Thursday, February 26, 2015

In which we find ourselves endlessly amusing


I was wrong. Lakeland is using 9 tiers rather than ordinals in its policy MJP. I have no idea why they've changed from last year, but as I think I reported after Lexington, 9 tiers is fine mathematically, once you wrap your mind around the likelihood of lots of one-off rounds. Since those one-offs are theoretically closer than some mutuals in a 6 tier system, 9 tiers can make sense, especially with a lot of judges. My main objection against using them at the tournaments I’ve been handling has mostly been the overloading of new stuff on people. Change management is a complicated business, but let’s face it. The users I’ve been dealing with have been LDers and PFers, with their attendant teams, fields and pools. Policy is much more mature in all those areas, and they have different expectations. So the 9 makes sense this weekend.

Next weekend, the one after this one, is our qualifier for CatNats. Registration closes soon, and it looks as if the numbers will be small.
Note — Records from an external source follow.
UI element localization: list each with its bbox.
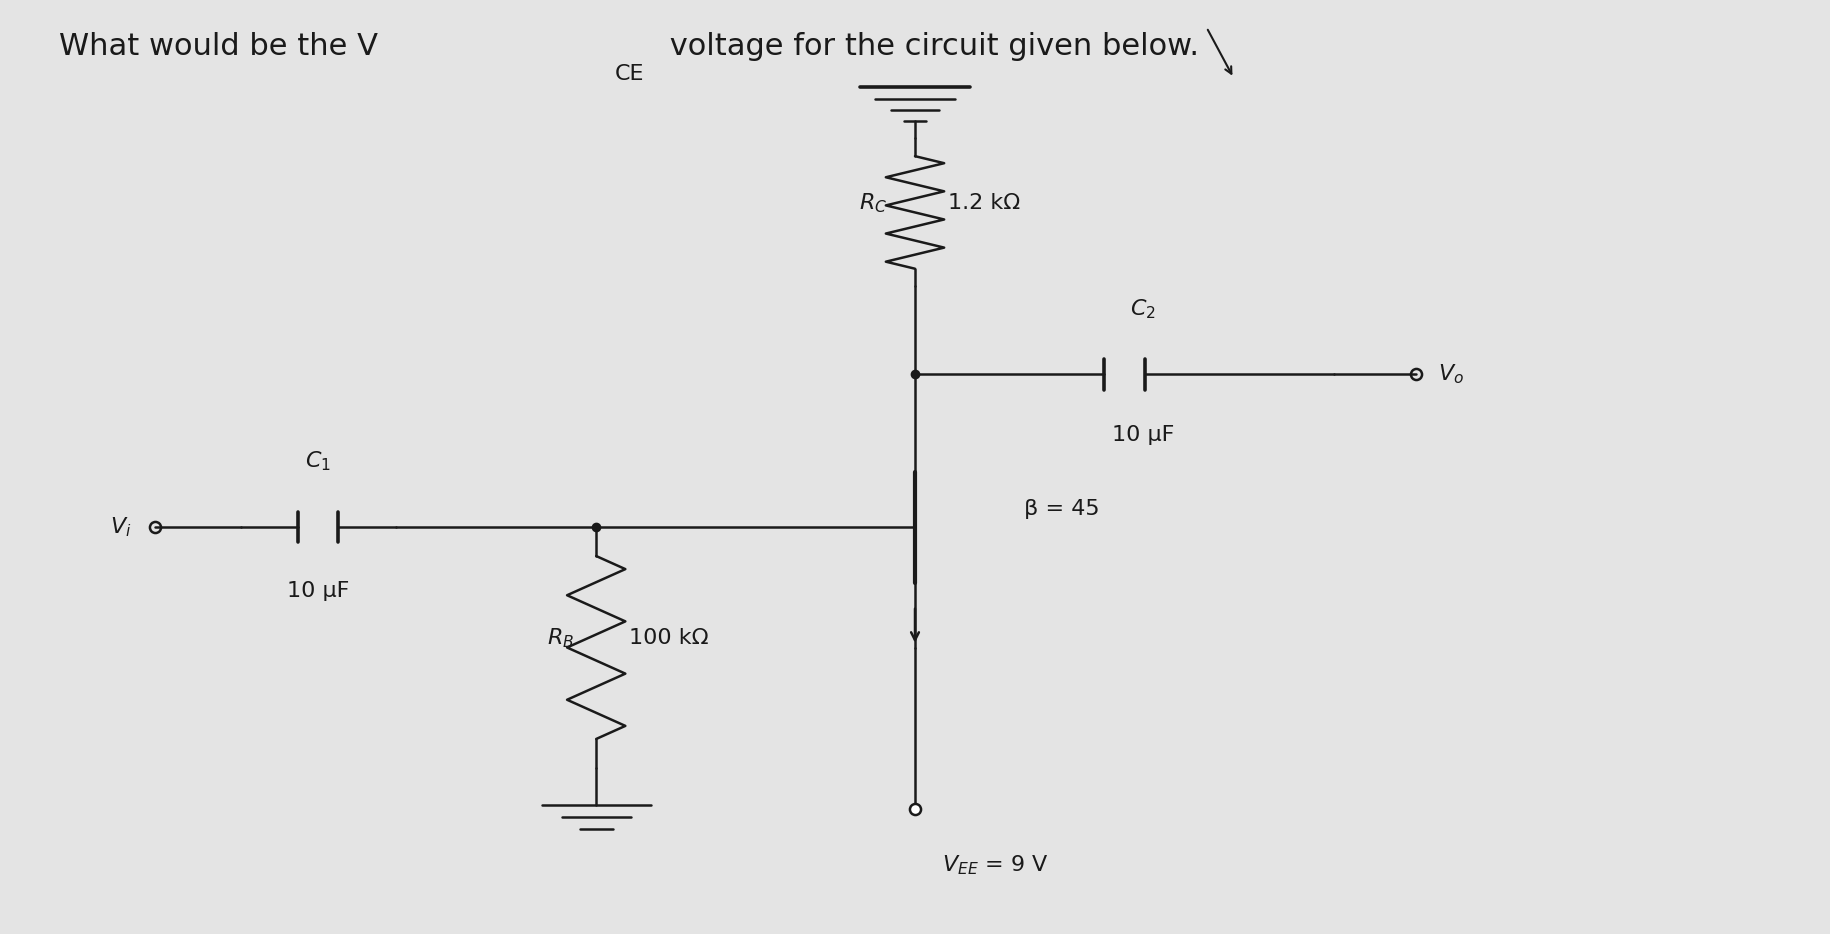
Text: 100 kΩ: 100 kΩ [630,629,708,648]
Text: CE: CE [615,64,644,84]
Text: What would be the V: What would be the V [59,32,377,61]
Text: $C_2$: $C_2$ [1129,297,1155,320]
Text: $V_i$: $V_i$ [110,516,132,539]
Text: $V_o$: $V_o$ [1438,362,1464,387]
Text: voltage for the circuit given below.: voltage for the circuit given below. [661,32,1199,61]
Text: 10 μF: 10 μF [1111,425,1173,446]
Text: $R_C$: $R_C$ [860,191,888,215]
Text: β = 45: β = 45 [1025,499,1100,518]
Text: 1.2 kΩ: 1.2 kΩ [948,193,1019,213]
Text: $R_B$: $R_B$ [547,627,575,650]
Text: $V_{EE}$ = 9 V: $V_{EE}$ = 9 V [942,854,1049,877]
Text: 10 μF: 10 μF [287,581,350,601]
Text: $C_1$: $C_1$ [306,450,331,474]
As it turns out, the Sailors are tossing their annual musical that weekend, which will no doubt thin down our personal numbers substantially. I know I’ve already lost my senior PF team to the gods of theater, and no doubt a few Speecho-Americans will also be swept up into the tide as well. I’m curious to know our final number. I won’t be able to go to CatNats myself, so I’ve made it clear that if you qual, send me a postcard. I’ll be away on vacation the couple of weeks prior, and way too bogged down at the DJ to head out immediately for another weekend after that. Life just doesn’t work that way. (Too bad work isn’t confined to working hours, but if it were, I probably wouldn’t enjoy it as much.)

And last night, while editing Nostrum, I actually had forgotten one scene that actually had me laughing out loud. Needless to say, one shouldn’t laugh at one’s own jokes, but I wrote it over a decade ago and I’d forgotten it completely, so I think I can be forgiven. It’s a scene based on what they used to do at Villiger (and maybe they still do it), the pullback of the curtain to reveal a dazzling display of trophies. Except this year, among the trophies, is a coffin displaying the corpse of a fallen debate god. And, well—eh, go read it yourself. 

I become more and more convinced that Nostrum needs to be more than just collected. There's just too much stuff there worth re-sharing, old though it may be. I'm looking at something mid-week. After all, "If this is Wednesday, it must be Nostrum," was the standard introduction pretty much from the getgo.

If this is Wednesday, must it still be Nostrum?